Le plafond annuel pour la destruction de loups fait l’objet d’un arrêté dédié (arrêté du 23 octobre 2020 fixant le nombre maximum de spécimens de loups (Canis lupus) dont la destruction pourra être autorisée chaque année) et n’entre donc pas dans le champ du présent projet d’arrêté. Ce plafond sera maintenu à 19% (+2%) de la population totale estimée en 2026, selon la méthode capture-marquage-recapture. Toutefois, bien que le volume de destruction autorisé demeure inchangé, les modalités de gestion de ces destructions ont été prévues dans l’optique de réserver les tirs aux territoires où la prévention ou la diminution de dommages importants aux troupeaux domestiques est prioritaire.

Ainsi, le préfet coordonnateur aura la possibilité, si le niveau de consommation s’avérait trop précoce et avant l’atteinte du plafond, de suspendre temporairement ou jusqu’à la fin de l’année les déclarations et autorisations de tir sur les territoires qu’il détermine (article 4). Dans ces conditions, les tirs pourraient, sur accord du préfet coordonnateur, continuer d’être mis en œuvre seulement par les lieutenants de louveterie ou la brigade mobile d’intervention (article 5) afin de conserver une meilleure maîtrise de consommation du plafond.
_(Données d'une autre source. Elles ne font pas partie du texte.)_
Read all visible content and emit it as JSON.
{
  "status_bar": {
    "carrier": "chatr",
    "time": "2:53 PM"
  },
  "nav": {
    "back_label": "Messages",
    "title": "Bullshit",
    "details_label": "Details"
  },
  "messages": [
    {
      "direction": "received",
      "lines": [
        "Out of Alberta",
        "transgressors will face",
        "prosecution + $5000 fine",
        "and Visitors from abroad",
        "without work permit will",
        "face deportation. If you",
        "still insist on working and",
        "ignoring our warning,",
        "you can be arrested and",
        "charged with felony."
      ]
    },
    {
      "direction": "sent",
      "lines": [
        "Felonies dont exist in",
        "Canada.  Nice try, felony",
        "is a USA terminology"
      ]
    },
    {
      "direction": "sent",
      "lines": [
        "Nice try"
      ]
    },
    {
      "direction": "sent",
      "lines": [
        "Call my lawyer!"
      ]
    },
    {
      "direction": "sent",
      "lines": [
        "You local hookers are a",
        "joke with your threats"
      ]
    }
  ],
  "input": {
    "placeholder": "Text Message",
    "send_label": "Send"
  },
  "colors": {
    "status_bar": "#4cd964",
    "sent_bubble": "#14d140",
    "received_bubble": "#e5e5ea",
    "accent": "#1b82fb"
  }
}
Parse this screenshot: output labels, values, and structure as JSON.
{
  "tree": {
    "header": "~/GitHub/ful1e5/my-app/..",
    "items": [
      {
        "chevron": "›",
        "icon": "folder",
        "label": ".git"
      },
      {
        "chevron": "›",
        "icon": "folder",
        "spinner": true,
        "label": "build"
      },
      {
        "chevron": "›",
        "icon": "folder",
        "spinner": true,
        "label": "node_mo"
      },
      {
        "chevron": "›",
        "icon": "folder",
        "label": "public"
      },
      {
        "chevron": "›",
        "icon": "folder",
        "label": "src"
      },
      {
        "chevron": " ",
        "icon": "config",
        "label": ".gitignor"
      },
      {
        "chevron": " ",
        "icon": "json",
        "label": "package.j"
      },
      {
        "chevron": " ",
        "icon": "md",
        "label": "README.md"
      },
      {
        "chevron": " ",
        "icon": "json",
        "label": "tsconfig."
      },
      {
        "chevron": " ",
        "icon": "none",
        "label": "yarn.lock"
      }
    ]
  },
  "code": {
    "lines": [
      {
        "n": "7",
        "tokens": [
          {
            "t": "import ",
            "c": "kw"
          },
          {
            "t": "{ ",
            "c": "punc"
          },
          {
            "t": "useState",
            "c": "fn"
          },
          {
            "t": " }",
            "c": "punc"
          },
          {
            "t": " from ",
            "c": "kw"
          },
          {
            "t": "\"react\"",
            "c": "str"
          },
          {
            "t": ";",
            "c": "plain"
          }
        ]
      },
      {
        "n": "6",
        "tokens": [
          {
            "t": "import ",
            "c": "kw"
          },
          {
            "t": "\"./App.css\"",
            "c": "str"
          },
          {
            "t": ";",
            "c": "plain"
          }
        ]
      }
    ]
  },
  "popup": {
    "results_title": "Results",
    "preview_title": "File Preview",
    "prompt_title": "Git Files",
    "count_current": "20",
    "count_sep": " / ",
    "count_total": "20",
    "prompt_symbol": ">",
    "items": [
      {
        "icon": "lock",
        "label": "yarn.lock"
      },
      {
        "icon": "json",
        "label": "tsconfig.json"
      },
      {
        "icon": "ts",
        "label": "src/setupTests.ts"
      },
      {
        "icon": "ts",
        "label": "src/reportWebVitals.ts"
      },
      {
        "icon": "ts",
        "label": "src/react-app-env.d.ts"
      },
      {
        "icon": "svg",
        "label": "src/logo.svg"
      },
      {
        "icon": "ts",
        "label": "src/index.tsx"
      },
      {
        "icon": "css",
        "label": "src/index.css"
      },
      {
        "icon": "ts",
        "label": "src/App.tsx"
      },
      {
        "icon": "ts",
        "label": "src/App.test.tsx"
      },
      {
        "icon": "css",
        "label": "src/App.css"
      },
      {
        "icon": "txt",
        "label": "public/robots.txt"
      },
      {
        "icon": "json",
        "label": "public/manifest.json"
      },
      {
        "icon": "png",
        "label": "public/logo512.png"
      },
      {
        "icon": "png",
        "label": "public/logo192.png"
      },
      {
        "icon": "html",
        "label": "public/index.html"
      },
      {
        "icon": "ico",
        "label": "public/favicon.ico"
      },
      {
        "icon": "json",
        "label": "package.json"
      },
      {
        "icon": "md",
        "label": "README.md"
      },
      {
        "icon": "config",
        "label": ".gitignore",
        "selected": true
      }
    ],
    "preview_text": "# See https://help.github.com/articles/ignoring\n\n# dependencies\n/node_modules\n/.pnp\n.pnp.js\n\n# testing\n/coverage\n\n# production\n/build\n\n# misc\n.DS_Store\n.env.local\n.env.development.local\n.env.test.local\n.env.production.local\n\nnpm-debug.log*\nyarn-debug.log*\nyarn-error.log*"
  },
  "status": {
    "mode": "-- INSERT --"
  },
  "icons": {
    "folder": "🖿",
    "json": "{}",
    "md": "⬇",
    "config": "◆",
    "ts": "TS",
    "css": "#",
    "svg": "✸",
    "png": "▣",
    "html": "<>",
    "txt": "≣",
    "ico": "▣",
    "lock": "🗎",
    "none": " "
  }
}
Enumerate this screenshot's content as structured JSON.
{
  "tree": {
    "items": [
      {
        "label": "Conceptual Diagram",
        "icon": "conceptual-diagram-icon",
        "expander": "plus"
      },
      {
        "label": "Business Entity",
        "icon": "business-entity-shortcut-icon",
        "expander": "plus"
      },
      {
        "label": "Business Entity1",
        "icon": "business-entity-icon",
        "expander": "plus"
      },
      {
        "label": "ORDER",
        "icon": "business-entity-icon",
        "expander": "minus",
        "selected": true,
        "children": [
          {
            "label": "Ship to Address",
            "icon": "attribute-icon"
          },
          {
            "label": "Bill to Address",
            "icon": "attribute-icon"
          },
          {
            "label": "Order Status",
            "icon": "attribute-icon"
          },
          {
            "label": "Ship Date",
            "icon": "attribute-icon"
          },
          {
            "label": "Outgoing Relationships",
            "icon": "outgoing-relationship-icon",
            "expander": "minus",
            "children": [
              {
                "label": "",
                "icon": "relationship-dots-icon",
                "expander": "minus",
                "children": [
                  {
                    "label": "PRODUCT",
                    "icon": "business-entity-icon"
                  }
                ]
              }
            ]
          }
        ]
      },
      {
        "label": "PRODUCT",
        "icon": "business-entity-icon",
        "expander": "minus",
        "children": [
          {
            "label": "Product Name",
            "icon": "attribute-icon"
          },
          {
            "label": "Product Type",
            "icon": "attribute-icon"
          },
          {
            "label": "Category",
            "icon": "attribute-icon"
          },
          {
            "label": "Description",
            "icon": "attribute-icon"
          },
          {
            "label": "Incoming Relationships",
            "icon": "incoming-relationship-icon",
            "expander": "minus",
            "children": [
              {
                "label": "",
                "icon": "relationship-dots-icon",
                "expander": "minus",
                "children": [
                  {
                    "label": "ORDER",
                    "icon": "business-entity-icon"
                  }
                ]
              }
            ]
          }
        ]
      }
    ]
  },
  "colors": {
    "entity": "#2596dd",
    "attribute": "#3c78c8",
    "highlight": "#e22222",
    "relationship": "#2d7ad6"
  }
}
C) Modifications et nouvelles dispositions

Un certain nombre de modifications et de nouvelles dispositions ont été introduites à l’occasion de ce projet d’arrêté. Ainsi :
-  La perturbation intentionnelle, la capture, l’enlèvement, le transport de spécimens de loups sera possible aux fins de recherche scientifique pour le Muséum d’Histoire Naturelle, l’Office Français de la Biodiversité et le Centre National de la Recherche Scientifique sans qu’une dérogation au titre des espèces protégées soit nécessaire (article 1er et article 27) ;
-  Les modalités de mise en œuvre des tirs ainsi que le matériel de tir autorisé ont été précisés (article 14) ;
-  Les tirs de défense simple et de défense renforcée ont été fusionnés en un unique « tir de défense » dont le nombre de tireurs par lot ne peut excéder deux (ou trois par dérogation) (article 17) ;
-  Les modalités applicables aux troupeaux protégés ont été étendues (article 5) aux troupeaux ou lots d’animaux considérés comme non-protégeables (article 8) ainsi qu’aux troupeaux situés dans certaines zones d’expansion (zone difficilement protégeable) (article 26) ;
-  Les tirs de prélèvement sont possibles après accord du préfet coordonnateur à partir du 1er juillet (article 18), pour les élevages protégés ou situés en zone difficilement protégeable, si des dommages exceptionnels continuent d’être constatés malgré la mise en œuvre de tirs de défense (article 20) ;
- Les tirs de prélèvement seront mis en œuvre sous la responsabilité des lieutenants de louveterie ou l’OFB avec l’appui de chasseurs.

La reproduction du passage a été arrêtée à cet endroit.